Built between 1652 and 1681 for Etienne Lantin, councilor in the Accounts Chamber, the townhouse became the property of the Magnin family in the 19th century when Jean-Hugues Magnin (1791-1856) bought it in 1829. Without altering its historic flavor, the town house was redesigned in the 1930s by the Parisian architect Auguste Perret, to house the collection that Maurice Magnin, a year after the death of his sister Jeanne, willed to the State in 1938. In accordance with the donor's wishes, the museum has retained its characters as an amateur's cabinet and private dwelling.
Golden Lounge
1rst Empire Gallery
Hercules' Room
Maurice Magnin (1861-1939), referendum councilor in Accounts Court and art lover, and his sister Jeanne (1855-1937), painter and amateur art critic, randomly put together, through public auctions, a collection of major artists and little known minor masters.
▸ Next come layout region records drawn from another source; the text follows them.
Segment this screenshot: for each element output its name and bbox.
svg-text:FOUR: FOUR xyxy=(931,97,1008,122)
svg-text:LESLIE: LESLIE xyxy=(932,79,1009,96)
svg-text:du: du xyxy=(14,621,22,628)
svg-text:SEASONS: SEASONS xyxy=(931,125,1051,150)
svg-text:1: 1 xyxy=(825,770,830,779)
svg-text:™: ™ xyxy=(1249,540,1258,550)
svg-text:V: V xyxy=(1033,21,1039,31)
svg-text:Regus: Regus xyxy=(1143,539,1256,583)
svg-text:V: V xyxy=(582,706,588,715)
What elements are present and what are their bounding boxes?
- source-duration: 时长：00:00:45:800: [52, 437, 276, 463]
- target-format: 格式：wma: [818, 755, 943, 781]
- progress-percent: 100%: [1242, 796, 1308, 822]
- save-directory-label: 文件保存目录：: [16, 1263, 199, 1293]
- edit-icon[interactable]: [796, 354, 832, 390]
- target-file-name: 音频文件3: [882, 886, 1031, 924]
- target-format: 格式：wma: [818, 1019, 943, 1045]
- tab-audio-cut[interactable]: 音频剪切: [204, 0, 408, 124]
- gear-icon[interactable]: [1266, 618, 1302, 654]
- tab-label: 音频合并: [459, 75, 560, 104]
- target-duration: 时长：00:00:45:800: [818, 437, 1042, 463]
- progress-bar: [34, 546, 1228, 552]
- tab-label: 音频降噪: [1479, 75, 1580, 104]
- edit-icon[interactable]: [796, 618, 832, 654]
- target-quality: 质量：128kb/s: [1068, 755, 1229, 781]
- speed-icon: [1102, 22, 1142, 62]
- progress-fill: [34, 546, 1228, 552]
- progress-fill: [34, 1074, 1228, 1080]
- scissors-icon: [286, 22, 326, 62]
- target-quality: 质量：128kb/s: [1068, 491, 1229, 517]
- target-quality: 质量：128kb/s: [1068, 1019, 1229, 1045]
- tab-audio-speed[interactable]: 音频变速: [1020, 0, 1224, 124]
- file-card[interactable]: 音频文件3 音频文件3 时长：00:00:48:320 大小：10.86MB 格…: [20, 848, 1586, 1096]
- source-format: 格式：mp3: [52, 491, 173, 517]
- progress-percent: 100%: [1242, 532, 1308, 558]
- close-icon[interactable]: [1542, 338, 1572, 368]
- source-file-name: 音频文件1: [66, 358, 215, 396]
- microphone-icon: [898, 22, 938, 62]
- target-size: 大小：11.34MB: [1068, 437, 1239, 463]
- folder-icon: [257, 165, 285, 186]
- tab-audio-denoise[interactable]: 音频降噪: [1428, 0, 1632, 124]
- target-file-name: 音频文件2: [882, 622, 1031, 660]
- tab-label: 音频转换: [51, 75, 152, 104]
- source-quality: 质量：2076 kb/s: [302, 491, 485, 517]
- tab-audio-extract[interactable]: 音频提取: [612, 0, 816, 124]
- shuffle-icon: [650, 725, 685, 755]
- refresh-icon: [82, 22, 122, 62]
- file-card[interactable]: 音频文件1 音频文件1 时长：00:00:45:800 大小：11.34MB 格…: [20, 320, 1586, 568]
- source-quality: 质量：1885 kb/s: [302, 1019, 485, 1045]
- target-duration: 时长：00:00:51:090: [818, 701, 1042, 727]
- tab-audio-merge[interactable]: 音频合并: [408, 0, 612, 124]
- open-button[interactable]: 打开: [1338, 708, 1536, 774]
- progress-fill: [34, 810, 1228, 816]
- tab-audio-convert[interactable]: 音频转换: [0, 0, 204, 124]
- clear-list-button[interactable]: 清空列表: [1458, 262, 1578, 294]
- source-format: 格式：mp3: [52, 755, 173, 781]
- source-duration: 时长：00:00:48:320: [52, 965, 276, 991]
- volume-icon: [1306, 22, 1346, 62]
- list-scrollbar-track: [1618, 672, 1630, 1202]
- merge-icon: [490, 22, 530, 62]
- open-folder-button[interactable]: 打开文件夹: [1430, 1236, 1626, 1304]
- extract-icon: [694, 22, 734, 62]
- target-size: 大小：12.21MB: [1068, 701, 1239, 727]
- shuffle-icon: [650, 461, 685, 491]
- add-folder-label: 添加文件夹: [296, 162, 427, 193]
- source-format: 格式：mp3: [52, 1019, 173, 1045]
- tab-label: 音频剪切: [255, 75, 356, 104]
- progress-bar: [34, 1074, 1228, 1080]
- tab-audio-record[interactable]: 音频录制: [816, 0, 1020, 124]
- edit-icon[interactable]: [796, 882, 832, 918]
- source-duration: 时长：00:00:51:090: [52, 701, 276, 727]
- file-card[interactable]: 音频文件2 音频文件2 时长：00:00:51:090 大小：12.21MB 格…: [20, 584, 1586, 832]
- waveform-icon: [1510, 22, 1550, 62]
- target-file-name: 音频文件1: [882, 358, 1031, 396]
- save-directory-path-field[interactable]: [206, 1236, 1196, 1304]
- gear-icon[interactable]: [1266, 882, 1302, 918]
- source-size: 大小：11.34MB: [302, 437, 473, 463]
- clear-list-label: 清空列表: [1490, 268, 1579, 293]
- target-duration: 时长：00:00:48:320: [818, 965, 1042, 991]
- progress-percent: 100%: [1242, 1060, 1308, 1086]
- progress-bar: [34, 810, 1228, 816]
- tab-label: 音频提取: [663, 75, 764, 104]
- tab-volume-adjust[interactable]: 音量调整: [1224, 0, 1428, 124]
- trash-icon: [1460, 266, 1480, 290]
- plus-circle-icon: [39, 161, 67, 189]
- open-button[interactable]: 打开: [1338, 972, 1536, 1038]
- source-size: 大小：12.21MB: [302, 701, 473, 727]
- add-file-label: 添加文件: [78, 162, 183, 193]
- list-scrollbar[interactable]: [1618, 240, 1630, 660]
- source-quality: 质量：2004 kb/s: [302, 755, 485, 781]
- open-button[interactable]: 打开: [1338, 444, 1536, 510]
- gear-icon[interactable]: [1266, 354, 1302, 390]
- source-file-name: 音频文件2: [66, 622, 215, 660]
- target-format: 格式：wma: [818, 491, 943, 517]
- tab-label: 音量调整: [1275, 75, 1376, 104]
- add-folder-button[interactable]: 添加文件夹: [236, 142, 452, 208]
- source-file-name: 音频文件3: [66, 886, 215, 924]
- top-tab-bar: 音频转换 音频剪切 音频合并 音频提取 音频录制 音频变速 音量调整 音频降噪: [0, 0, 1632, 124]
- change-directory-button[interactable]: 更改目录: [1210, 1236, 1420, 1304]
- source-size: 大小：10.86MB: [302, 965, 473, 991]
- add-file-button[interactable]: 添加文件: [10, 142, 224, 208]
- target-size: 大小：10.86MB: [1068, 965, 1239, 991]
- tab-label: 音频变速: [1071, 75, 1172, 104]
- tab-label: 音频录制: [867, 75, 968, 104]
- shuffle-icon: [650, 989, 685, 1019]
Brother and sister "looked less for the often illusionary spark of great names than for a chain of talent throughout the ages".
Jeanne Magnin
Jean-Gabriel Goulinat, Maurice Magnin's Portrait, 1930
The collectors manifested a predilection for the French School from the 16th to the 19th centuries, especially well represented. Important 17th century works from Eustache Le Sueur, Laurent de La Hyre, Sébastien Bourdon and Jean Baptiste de Champaigne highlight this latter collection.
The museum visit begins with the galleries dedicated to the Northern Schools. Here one can admires, among many others works of Roelant Savery, Bartholomeus van der Helst and Gerard de Lairesse. The Banquet of the Gods by Jan van Bijlert was realized during the classical period of this Utrecht artist influenced by Caravaggio.